Another fairly recent acquisition was Dorothy Dixon and the Double Cousin (1933). Dorothy is a lot like Nancy...but even more so, if that were possible. She's just your typical girl sleuth--you know, the kind of girl who can fly planes, pilot motor boats, throw a knife with deadly accuracy, and take the place of an almost-identical twin cousin at the drop of a hat (without ever having met the cousin before and, therefore, without having the first clue how said cousin behaves in day-to-day situations). Dorothy is a mere sixteen years old, but by the time Dorothy Dixon and the Double Cousin takes place, she already has three mysteries under her belt and the local Secret Service agent trusts her enough to take her into his confidence over top secret plans for a super spiffy, super dangerous formula for a brand new explosive. Much adventurous hi-jinks ensue and it all ends well...as readers of these Girl Super Sleuth adventures know it will.

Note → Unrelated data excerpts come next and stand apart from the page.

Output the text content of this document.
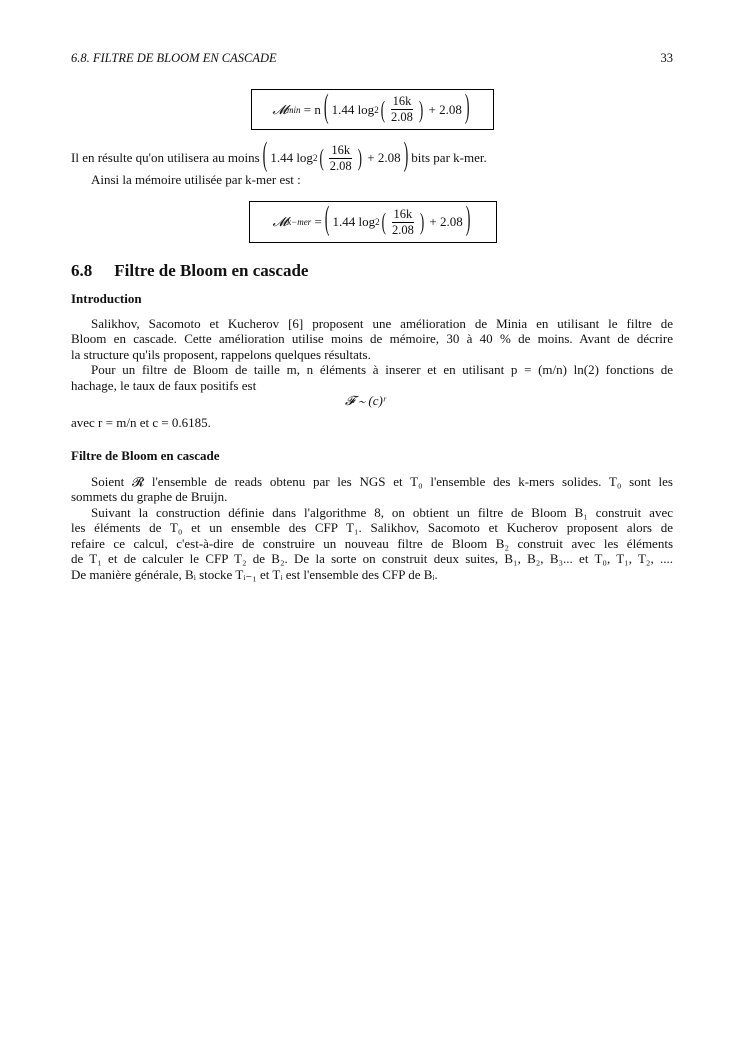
6.8. FILTRE DE BLOOM EN CASCADE	33
𝓜 min
= n ( 1.44 log 2 ( $\frac{16k}{2.08}$ )
+ 2.08 )
Il en résulte qu'on utilisera au moins ( 1.44 log 2 ( $\frac{16k}{2.08}$ )
+ 2.08 ) bits par k-mer.
Ainsi la mémoire utilisée par k-mer est :
𝓜 k−mer
= ( 1.44 log 2 ( $\frac{16k}{2.08}$ )
+ 2.08 )
6.8 Filtre de Bloom en cascade
Introduction
Salikhov, Sacomoto et Kucherov [6] proposent une amélioration de Minia en utilisant le filtre de
Bloom en cascade. Cette amélioration utilise moins de mémoire, 30 à 40 % de moins. Avant de décrire
la structure qu'ils proposent, rappelons quelques résultats.
Pour un filtre de Bloom de taille m, n éléments à inserer et en utilisant p = (m/n) ln(2) fonctions de
hachage, le taux de faux positifs est
𝓕 ∼ (c)ʳ
avec r = m/n et c = 0.6185.
Filtre de Bloom en cascade
Soient 𝓡 l'ensemble de reads obtenu par les NGS et T₀ l'ensemble des k-mers solides. T₀ sont les
sommets du graphe de Bruijn.
Suivant la construction définie dans l'algorithme 8, on obtient un filtre de Bloom B₁ construit avec
les éléments de T₀ et un ensemble des CFP T₁. Salikhov, Sacomoto et Kucherov proposent alors de
refaire ce calcul, c'est-à-dire de construire un nouveau filtre de Bloom B₂ construit avec les éléments
de T₁ et de calculer le CFP T₂ de B₂. De la sorte on construit deux suites, B₁, B₂, B₃... et T₀, T₁, T₂, ....
De manière générale, Bᵢ stocke Tᵢ₋₁ et Tᵢ est l'ensemble des CFP de Bᵢ.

And, finally, my most recent discovery in the girl detective line: Vicki Barr. Unlike Nancy Drew whose mystery-related travels are more pleasure trips turned detective outings, Vicki Barr represents the career girl as girl detective as a side-line. Her detective radar goes off when passengers act strangely or locals in cities along her flight runs seem to be troubled. And her position as a stewardess gives her valid reasons for becoming involved in mysterious circumstances in so many different places. But like Nancy, she is independent and resourceful--representing the modern young woman in the post-war world. Her independence is particularly apparent in The Secret of Magnolia Manor (1949), the fourth book in the series where Paul Breaux uses Creole customs as an excuse to curb his niece's freedom. The story itself is on a par with other girl detective stories of the era. The clues are fairly obvious to those well-read in the mystery genre (and we wonder why they aren't so obvious to those involved in the story), but it is good clean fun with little violence and no murders. Another series that I'm quite certain I would have enjoyed thoroughly when I was in my Nancy Drew phase...and even now I enjoyed the story and the introduction to the New Orleans of the late 1940s
That's one of the good things about these mysteries. Vicki and Dorothy (or Nancy or Trixie or Judy....) always gets their man--or woman as the case may be. Good triumphs and the criminal is always caught. The clues all come together and it makes for a nice happy wrap-up. They make for very comfortable, feel-good reading...especially for those of us looking for a nice nostalgic trip down memory lane.